In 2014 and 2015, the Victoria Memorial in conjunction with Jadavpur University's School of Cultural Texts and Records digitized the notebooks, including the remains of volumes 1-3. However, these digitised images have not yet been released to the public.

===Disappeared records===
The notebooks (volumes 1-3) from 1775 to 1777, which contained the important Nanda Kumar trial were mostly destroyed for unknown reasons at some point in the 18th or 19th century. The records from the first term of 1780 have disappeared, as well as a small volume with a brass clasp which contained Hyde's detailed notes on some particularly controversial trials.

At some point between the creation of the microfilm and Jadavpur University's digitization project, a portion of the paper at the bottom of one of the volumes was trimmed, resulting in the loss content near the bottom of the page.

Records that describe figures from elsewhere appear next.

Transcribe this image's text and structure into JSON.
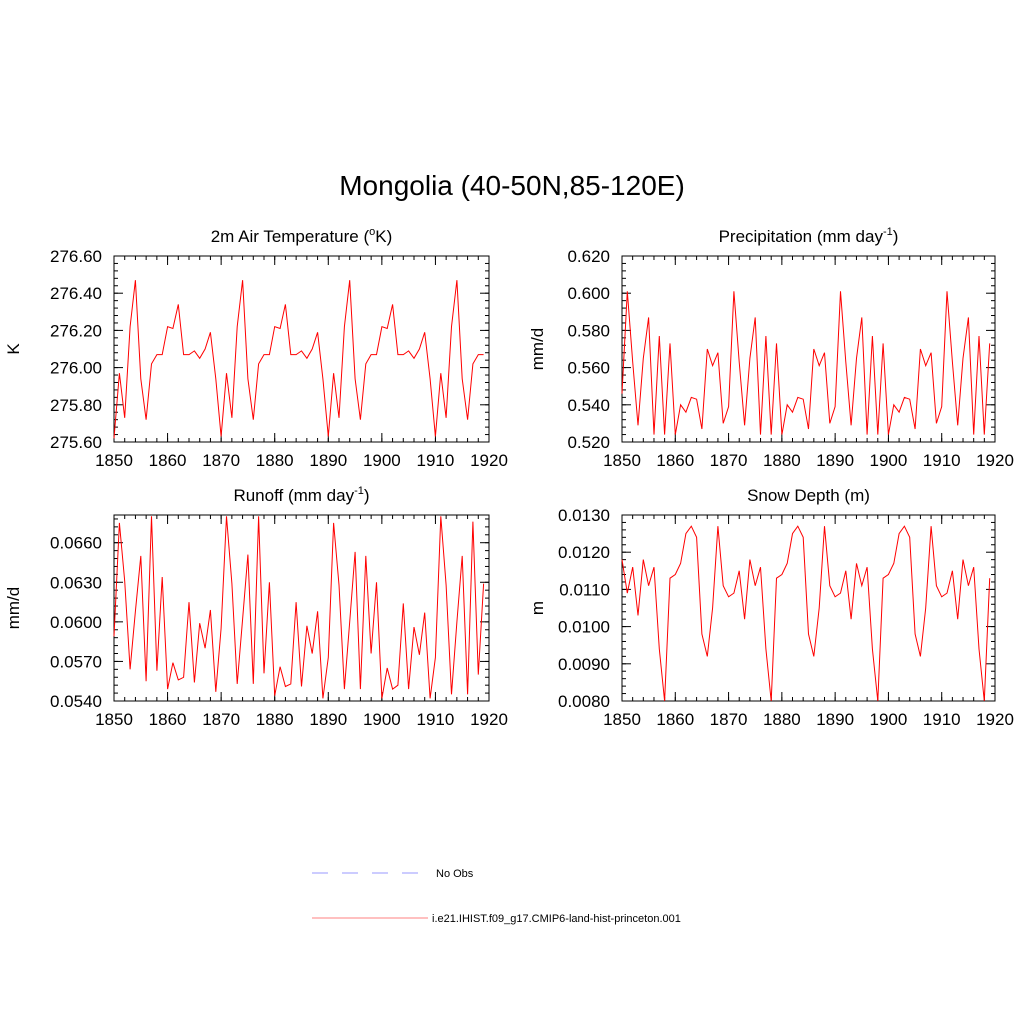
{
  "figure": {
    "title": "Mongolia (40-50N,85-120E)"
  },
  "legend": {
    "entries": [
      {
        "label": "No Obs",
        "color": "#9999ff",
        "style": "dashed"
      },
      {
        "label": "i.e21.IHIST.f09_g17.CMIP6-land-hist-princeton.001",
        "color": "#ff8080",
        "style": "solid"
      }
    ]
  },
  "chart_data": [
    {
      "type": "line",
      "title_main": "2m Air Temperature (",
      "title_sup_pre": "o",
      "title_after": "K)",
      "title_sup_post": "",
      "title_tail": "",
      "ylabel": "K",
      "xlim": [
        1850,
        1920
      ],
      "ylim": [
        275.6,
        276.6
      ],
      "yticks": [
        "275.60",
        "275.80",
        "276.00",
        "276.20",
        "276.40",
        "276.60"
      ],
      "ytick_values": [
        275.6,
        275.8,
        276.0,
        276.2,
        276.4,
        276.6
      ],
      "xticks": [
        "1850",
        "1860",
        "1870",
        "1880",
        "1890",
        "1900",
        "1910",
        "1920"
      ],
      "xtick_values": [
        1850,
        1860,
        1870,
        1880,
        1890,
        1900,
        1910,
        1920
      ],
      "line_color": "#ff0000",
      "x_start": 1850,
      "values": [
        275.62,
        275.97,
        275.73,
        276.22,
        276.47,
        275.94,
        275.72,
        276.02,
        276.07,
        276.07,
        276.22,
        276.21,
        276.34,
        276.07,
        276.07,
        276.09,
        276.05,
        276.1,
        276.19,
        275.94,
        275.63,
        275.97,
        275.73,
        276.22,
        276.47,
        275.94,
        275.72,
        276.02,
        276.07,
        276.07,
        276.22,
        276.21,
        276.34,
        276.07,
        276.07,
        276.09,
        276.05,
        276.1,
        276.19,
        275.94,
        275.63,
        275.97,
        275.73,
        276.22,
        276.47,
        275.94,
        275.72,
        276.02,
        276.07,
        276.07,
        276.22,
        276.21,
        276.34,
        276.07,
        276.07,
        276.09,
        276.05,
        276.1,
        276.19,
        275.94,
        275.63,
        275.97,
        275.73,
        276.22,
        276.47,
        275.94,
        275.72,
        276.02,
        276.07,
        276.07
      ]
    },
    {
      "type": "line",
      "title_main": "Precipitation (mm day",
      "title_sup_pre": "",
      "title_after": "",
      "title_sup_post": "-1",
      "title_tail": ")",
      "ylabel": "mm/d",
      "xlim": [
        1850,
        1920
      ],
      "ylim": [
        0.52,
        0.62
      ],
      "yticks": [
        "0.520",
        "0.540",
        "0.560",
        "0.580",
        "0.600",
        "0.620"
      ],
      "ytick_values": [
        0.52,
        0.54,
        0.56,
        0.58,
        0.6,
        0.62
      ],
      "xticks": [
        "1850",
        "1860",
        "1870",
        "1880",
        "1890",
        "1900",
        "1910",
        "1920"
      ],
      "xtick_values": [
        1850,
        1860,
        1870,
        1880,
        1890,
        1900,
        1910,
        1920
      ],
      "line_color": "#ff0000",
      "x_start": 1850,
      "values": [
        0.546,
        0.601,
        0.563,
        0.529,
        0.565,
        0.587,
        0.524,
        0.577,
        0.524,
        0.573,
        0.524,
        0.54,
        0.536,
        0.544,
        0.543,
        0.527,
        0.57,
        0.561,
        0.568,
        0.53,
        0.539,
        0.601,
        0.563,
        0.529,
        0.565,
        0.587,
        0.524,
        0.577,
        0.524,
        0.573,
        0.524,
        0.54,
        0.536,
        0.544,
        0.543,
        0.527,
        0.57,
        0.561,
        0.568,
        0.53,
        0.539,
        0.601,
        0.563,
        0.529,
        0.565,
        0.587,
        0.524,
        0.577,
        0.524,
        0.573,
        0.524,
        0.54,
        0.536,
        0.544,
        0.543,
        0.527,
        0.57,
        0.561,
        0.568,
        0.53,
        0.539,
        0.601,
        0.563,
        0.529,
        0.565,
        0.587,
        0.524,
        0.577,
        0.524,
        0.573
      ]
    },
    {
      "type": "line",
      "title_main": "Runoff (mm day",
      "title_sup_pre": "",
      "title_after": "",
      "title_sup_post": "-1",
      "title_tail": ")",
      "ylabel": "mm/d",
      "xlim": [
        1850,
        1920
      ],
      "ylim": [
        0.054,
        0.0681
      ],
      "yticks": [
        "0.0540",
        "0.0570",
        "0.0600",
        "0.0630",
        "0.0660"
      ],
      "ytick_values": [
        0.054,
        0.057,
        0.06,
        0.063,
        0.066
      ],
      "xticks": [
        "1850",
        "1860",
        "1870",
        "1880",
        "1890",
        "1900",
        "1910",
        "1920"
      ],
      "xtick_values": [
        1850,
        1860,
        1870,
        1880,
        1890,
        1900,
        1910,
        1920
      ],
      "line_color": "#ff0000",
      "x_start": 1850,
      "values": [
        0.0589,
        0.0675,
        0.0631,
        0.0564,
        0.0608,
        0.065,
        0.0555,
        0.068,
        0.0563,
        0.0634,
        0.0549,
        0.0569,
        0.0556,
        0.0558,
        0.0615,
        0.0554,
        0.0599,
        0.058,
        0.0609,
        0.0547,
        0.0595,
        0.068,
        0.0629,
        0.0553,
        0.0602,
        0.0651,
        0.0553,
        0.068,
        0.0561,
        0.063,
        0.0544,
        0.0566,
        0.0551,
        0.0553,
        0.0615,
        0.0551,
        0.0597,
        0.0576,
        0.0608,
        0.0542,
        0.0573,
        0.0675,
        0.0628,
        0.0549,
        0.06,
        0.0653,
        0.0549,
        0.065,
        0.0576,
        0.063,
        0.0542,
        0.0565,
        0.0549,
        0.0552,
        0.0614,
        0.0549,
        0.0596,
        0.0575,
        0.0607,
        0.0542,
        0.0573,
        0.068,
        0.0628,
        0.0545,
        0.06,
        0.065,
        0.0545,
        0.0676,
        0.056,
        0.0629
      ]
    },
    {
      "type": "line",
      "title_main": "Snow Depth (m)",
      "title_sup_pre": "",
      "title_after": "",
      "title_sup_post": "",
      "title_tail": "",
      "ylabel": "m",
      "xlim": [
        1850,
        1920
      ],
      "ylim": [
        0.008,
        0.013
      ],
      "yticks": [
        "0.0080",
        "0.0090",
        "0.0100",
        "0.0110",
        "0.0120",
        "0.0130"
      ],
      "ytick_values": [
        0.008,
        0.009,
        0.01,
        0.011,
        0.012,
        0.013
      ],
      "xticks": [
        "1850",
        "1860",
        "1870",
        "1880",
        "1890",
        "1900",
        "1910",
        "1920"
      ],
      "xtick_values": [
        1850,
        1860,
        1870,
        1880,
        1890,
        1900,
        1910,
        1920
      ],
      "line_color": "#ff0000",
      "x_start": 1850,
      "values": [
        0.0118,
        0.0109,
        0.0116,
        0.0103,
        0.0118,
        0.0111,
        0.0116,
        0.0094,
        0.008,
        0.0113,
        0.0114,
        0.0117,
        0.0125,
        0.0127,
        0.0124,
        0.0098,
        0.0092,
        0.0105,
        0.0127,
        0.0111,
        0.0108,
        0.0109,
        0.0115,
        0.0102,
        0.0118,
        0.0111,
        0.0116,
        0.0094,
        0.008,
        0.0113,
        0.0114,
        0.0117,
        0.0125,
        0.0127,
        0.0124,
        0.0098,
        0.0092,
        0.0105,
        0.0127,
        0.0111,
        0.0108,
        0.0109,
        0.0115,
        0.0102,
        0.0117,
        0.0111,
        0.0116,
        0.0094,
        0.008,
        0.0113,
        0.0114,
        0.0117,
        0.0125,
        0.0127,
        0.0124,
        0.0098,
        0.0092,
        0.0105,
        0.0127,
        0.0111,
        0.0108,
        0.0109,
        0.0115,
        0.0102,
        0.0118,
        0.0111,
        0.0116,
        0.0094,
        0.008,
        0.0113
      ]
    }
  ]
}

===Historical importance===
The notebooks are a valuable primary source of information for life in late 18th century Bengal. They are the only known remaining source for the early proceedings of the Supreme Court of Judicature at Fort William. As such, the Supreme Court rulings, documented in the notebooks, form the beginning of India’s current legal system. Attorneys and Judges in the 19th century used his notebooks to write books of precedent and case law. The notebooks were used as the basis for at least three casebooks.

==Personal life==
Hyde refused knighthood despite being offered it. He married Mary Seymour, daughter of Lord Francis Seymour, in 1773. After his death, she married the Rev. John Payne of Droxford. Hyde's youngest daughter Caroline Frances married Robert Walpole.